2026 Predictions: Much Faster Inference, Pre-Training with RL, and FP4 Everywhere
The Weekly Kaitchup #124
Hi everyone,
Wishing you a happy New Year and all the best for 2026! 🎉
Before we jump into predictions, here’s a quick recap of what stood out to me in 2025.
Biggest Surprise: DeepSeek (V3 → R1) and the “Reasoning” Playbook
DeepSeek-V3: MoE but Engineered for Efficiency
DeepSeek-V3’s technical report (Yes, the paper is technically from 2024, published on December 27th, but in practice most people discovered and discussed it in 2025.) It’s worth remembering because it introduced a set of ideas that many later models adopted. DeepSeek-V3 is “efficiently big”: 685B total parameters, about 37B activated per token, trained on 14.8T tokens. Since then, several other very large models have followed a similar recipe with sparse MoE, for example GLM, MiniMax, or Kimi, largely coming out of China. NVIDIA also appears to be moving in a comparable direction, with very large Nemotron 3 MoE checkpoints expected over the coming months.

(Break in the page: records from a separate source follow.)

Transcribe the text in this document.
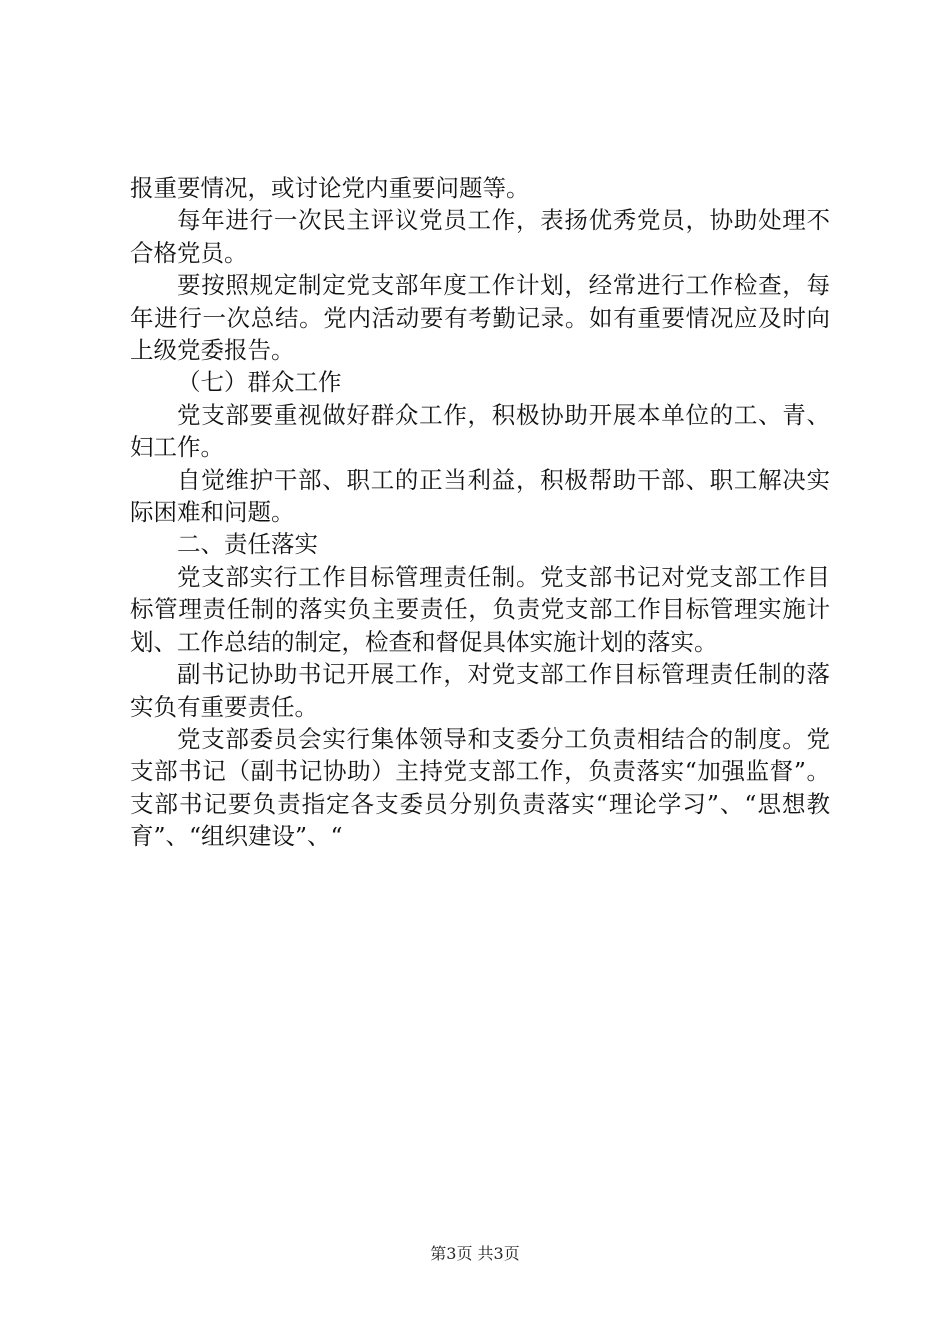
报重要情况，或讨论党内重要问题等。

每年进行一次民主评议党员工作，表扬优秀党员，协助处理不合格党员。

要按照规定制定党支部年度工作计划，经常进行工作检查，每年进行一次总结。党内活动要有考勤记录。如有重要情况应及时向上级党委报告。

（七）群众工作

党支部要重视做好群众工作，积极协助开展本单位的工、青、妇工作。

自觉维护干部、职工的正当利益，积极帮助干部、职工解决实际困难和问题。

二、责任落实

党支部实行工作目标管理责任制。党支部书记对党支部工作目标管理责任制的落实负主要责任，负责党支部工作目标管理实施计划、工作总结的制定，检查和督促具体实施计划的落实。

副书记协助书记开展工作，对党支部工作目标管理责任制的落实负有重要责任。

党支部委员会实行集体领导和支委分工负责相结合的制度。党支部书记（副书记协助）主持党支部工作，负责落实“加强监督”。支部书记要负责指定各支委员分别负责落实“理论学习”、“思想教育”、“组织建设”、“

第3页 共3页
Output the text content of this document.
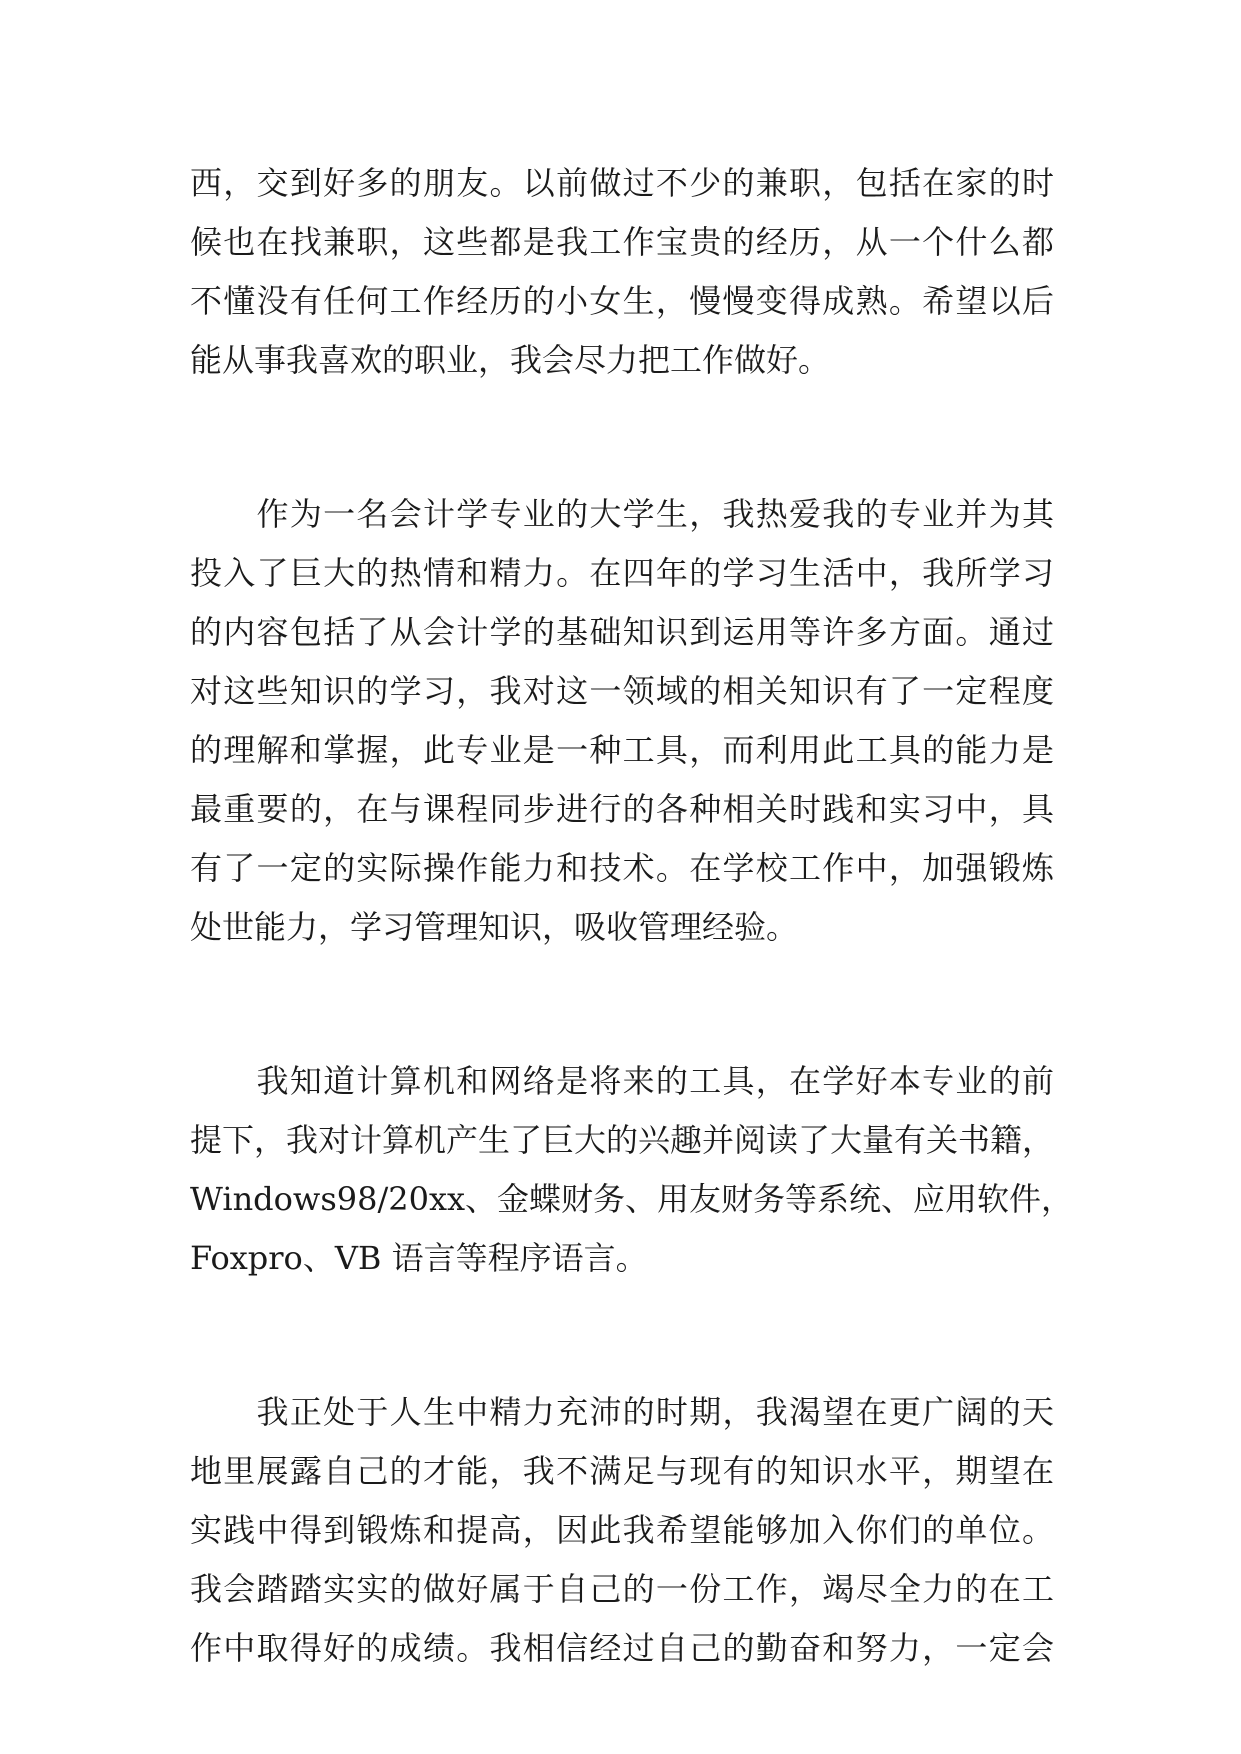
西，交到好多的朋友。以前做过不少的兼职，包括在家的时
候也在找兼职，这些都是我工作宝贵的经历，从一个什么都
不懂没有任何工作经历的小女生，慢慢变得成熟。希望以后
能从事我喜欢的职业，我会尽力把工作做好。
　　作为一名会计学专业的大学生，我热爱我的专业并为其
投入了巨大的热情和精力。在四年的学习生活中，我所学习
的内容包括了从会计学的基础知识到运用等许多方面。通过
对这些知识的学习，我对这一领域的相关知识有了一定程度
的理解和掌握，此专业是一种工具，而利用此工具的能力是
最重要的，在与课程同步进行的各种相关时践和实习中，具
有了一定的实际操作能力和技术。在学校工作中，加强锻炼
处世能力，学习管理知识，吸收管理经验。
　　我知道计算机和网络是将来的工具，在学好本专业的前
提下，我对计算机产生了巨大的兴趣并阅读了大量有关书籍，
Windows98/20xx、金蝶财务、用友财务等系统、应用软件，
Foxpro、VB 语言等程序语言。
　　我正处于人生中精力充沛的时期，我渴望在更广阔的天
地里展露自己的才能，我不满足与现有的知识水平，期望在
实践中得到锻炼和提高，因此我希望能够加入你们的单位。
我会踏踏实实的做好属于自己的一份工作，竭尽全力的在工
作中取得好的成绩。我相信经过自己的勤奋和努力，一定会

Open-weights models are now performing closely to commercial APIs, lagging only a few months behind in terms of accuracy. Yet, running them locally is not possible for most of us due to their size.
DeepSeek-R1: RLVR + GRPO goes mainstream
On Jan 20, 2025, DeepSeek released DeepSeek-R1, and later made the license MIT, explicitly allowing the community to reuse model weights and even API outputs for fine-tuning/distillation. That single policy choice poured gasoline on the ecosystem.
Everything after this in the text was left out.